May has been a stellar month along the Garden Route this year. We have enjoyed gloriously balmy days – often ending off with seriously feel-good sunsets. Adding to our current sense of ‘joie de vivre’ is the fact that any day now the indigo depths adjacent to Knysna will be teeming with whales. In sync with the natural rhythms of life, these incredible cetaceans migrate epic distances each year to reach our Knysna waters. They travel past the Garden Route and continue skirting our coastline along an instinctive migratory route to the warmer waters up north.

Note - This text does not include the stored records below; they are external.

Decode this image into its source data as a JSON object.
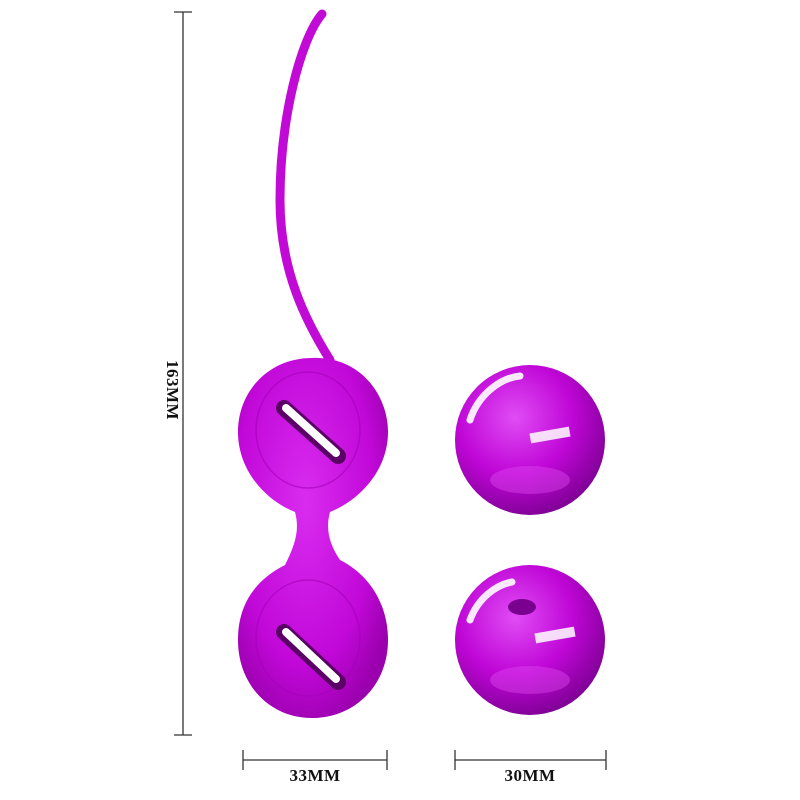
{
  "dimensions": {
    "height": "163MM",
    "device_width": "33MM",
    "ball_width": "30MM"
  },
  "colors": {
    "product": "#c20ad6",
    "product_dark": "#8a0098",
    "dimension_line": "#333333"
  }
}
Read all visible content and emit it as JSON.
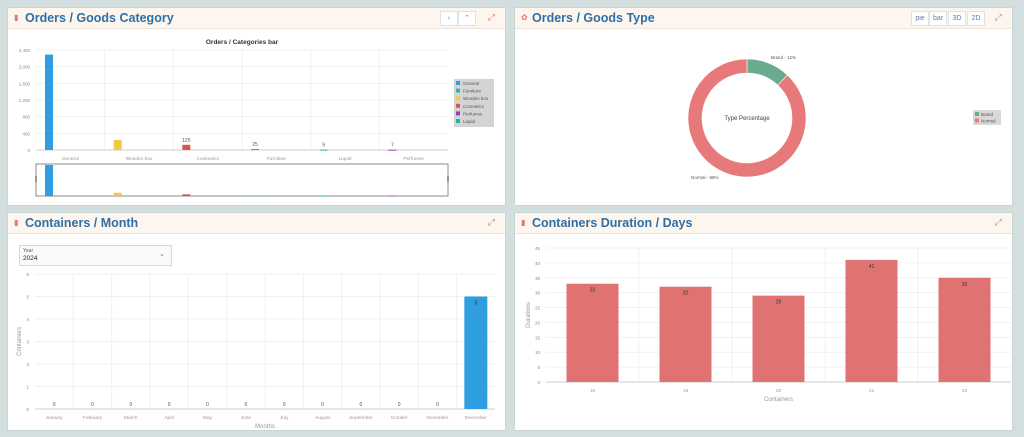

Apparently a couple of early-bird southern right whales have already been spotted. They are however, yet to arrive in large numbers. Of the two migratory whale species that visit us every year, namely humpbacks and southern rights, it is the latter species which are usually first to arrive in our waters. Their migratory behaviour is a little different from the humpback whales. While humpbacks tend to make a straight b-line for the subtropical waters up north, southern right whales prefer to spend a little more time chilling out in the calmer, sheltered bays along our coastline. Some of the largest numbers of southern rights are in fact known to congregate in the beautiful San Sebastian Bay in Witsand, which is a protected southern right whale nursery and where boat-based whale watching is not permissible. Hermanus is also a haven for this species.
Southern right whales have many unique characteristics, the most obvious being the huge growths called ‘callosities’ on their heads and upper jaw. Whale lice, which is a type of crustacean, live on these callosities, making them appear pale. Their most brag-worthy attribute by far is that they have the largest testicles in the animal kingdom – with each pair weighing a whopping ton! They also have a large head, which is about a quarter of their body length with a strongly arched mouth, which holds 220-270 long, narrow baleen plates. Southern right whales have two blowholes and they are easily recognisable from afar because of their v-shaped blow which can reach up to 5m high. The body is rotund and the head is very large, making up one third of the total length. Unusually for baleen whales, the southern right whale does not have a dorsal fin or a grooved throat.
Their name is derived from the fact that whalers considered them the ‘right whale’ to catch. This was because they are slow moving and easy to approach, tend to live close to shore and float when they are dead, which made accessing their valuable oil, meat and whalebone a lot simpler. As a result they were intensely targeted by whalers during the 1800’s (between 1805 and 1844 alone, about 45,000 right whales were killed). This left them teetering on the brink of extinction.
Thanks to an outright ban on commercial whaling in 1937, their numbers have been increasing significantly with each passing year, and today, many hundreds of southern right whales can been seen all along our coastline throughout the winter season. Last year, our first whale sighting of the season was very exciting. About 10 or more southern rights spent at least a week or so congregating in the protected waters of Buffalo Bay, before continuing their northwards. There was lots of breaching and gambolling by these first arrivals and it was an extraordinary sight to behold, and one made that much sweeter by considering the fact that at one point, this species had all but been wiped out from the world’s oceans by the ruthless commercial whaling industry.
Southern right whales have made a significant comeback, one which we at Ocean Odyssey applaud. It truly is one of the most heart-warming and beautiful ocean conservation success stories of our time. We need to do everything we can to ensure their continued survival.